(openPR) Hamburg: Die im Dezember veröffentlichte neue PISA-Studie 2012 zeigt, dass sich die geschlechterspezifischen Lesekompetenzunterschiede zuungunsten der Jungen erneut vergrößert haben. Waren sie bei der ersten PISA-Studie 2000 noch 35 Punkte hinter den Mädchen, sind es jetzt 44 Punkte und damit so hoch wie nie zuvor. 40 Punkte entsprechen etwa dem Rückstand eines Schuljahres. Das bedeutet, seit der ersten PISA-Studie haben die geschlechterspezifischen Unterschiede nochmals um etwa ein Viertel Jahr zugenommen und betragen jetzt deutlich über ein Schuljahr. Der Unterschied der geschlechterspezifischen Lesekompetenz zuungunsten der Jungen im Vergleich zum Durchschnitt über alle teilnehmenden Länder ist in diesem Jahr mit 7 Punkten ebenfalls so hoch, wie nie vorher.

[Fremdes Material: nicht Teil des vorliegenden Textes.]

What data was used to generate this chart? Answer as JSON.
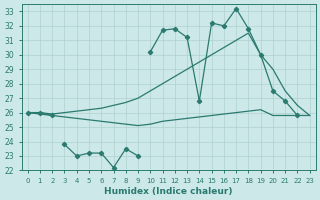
{
  "xlabel": "Humidex (Indice chaleur)",
  "x": [
    0,
    1,
    2,
    3,
    4,
    5,
    6,
    7,
    8,
    9,
    10,
    11,
    12,
    13,
    14,
    15,
    16,
    17,
    18,
    19,
    20,
    21,
    22,
    23
  ],
  "line_jagged_top": [
    26.0,
    26.0,
    25.8,
    null,
    null,
    null,
    null,
    null,
    null,
    null,
    30.2,
    31.7,
    31.8,
    31.2,
    26.8,
    32.2,
    32.0,
    33.2,
    31.8,
    30.0,
    27.5,
    26.8,
    25.8,
    null
  ],
  "line_upper": [
    26.0,
    26.0,
    25.9,
    26.0,
    26.1,
    26.2,
    26.3,
    26.5,
    26.7,
    27.0,
    27.5,
    28.0,
    28.5,
    29.0,
    29.5,
    30.0,
    30.5,
    31.0,
    31.5,
    30.0,
    29.0,
    27.5,
    26.5,
    25.8
  ],
  "line_lower": [
    26.0,
    25.9,
    25.8,
    25.7,
    25.6,
    25.5,
    25.4,
    25.3,
    25.2,
    25.1,
    25.2,
    25.4,
    25.5,
    25.6,
    25.7,
    25.8,
    25.9,
    26.0,
    26.1,
    26.2,
    25.8,
    25.8,
    25.8,
    25.8
  ],
  "line_bottom": [
    null,
    null,
    null,
    23.8,
    23.0,
    23.2,
    23.2,
    22.2,
    23.5,
    23.0,
    null,
    null,
    null,
    null,
    null,
    null,
    null,
    null,
    null,
    null,
    null,
    null,
    null,
    null
  ],
  "bg_color": "#cde8e8",
  "line_color": "#2a7a70",
  "grid_color": "#b0d0d0",
  "ylim": [
    22,
    33.5
  ],
  "xlim": [
    -0.5,
    23.5
  ],
  "yticks": [
    22,
    23,
    24,
    25,
    26,
    27,
    28,
    29,
    30,
    31,
    32,
    33
  ],
  "xticks": [
    0,
    1,
    2,
    3,
    4,
    5,
    6,
    7,
    8,
    9,
    10,
    11,
    12,
    13,
    14,
    15,
    16,
    17,
    18,
    19,
    20,
    21,
    22,
    23
  ]
}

Die PISA-Studie 2000 forderte Jungenleseförderung als wichtige bildungspolitische Herausforderung. Bislang wird spezielle Jungenleseförderung von allen Bildungsministerien in Bund und Ländern kategorisch abgelehnt, was der gemeinnützige Verein MANNdat seit Jahren kritisiert. Noch vor wenigen Wochen hat uns die Leiterin des Referates „Gleichstellung für Jungen und Männer“ der Bundesregierung, Angela Icken, mitteilen lassen, dass es keine relevanten Lesekompetenzunterschiede zwischen Jungen und Mädchen gäbe.
Der weltweit größte Schulleistungstest PISA wird seit 2000 alle drei Jahre von der Organisation für wirtschaftliche Zusammenarbeit und Entwicklung (OECD) in Paris durchgeführt.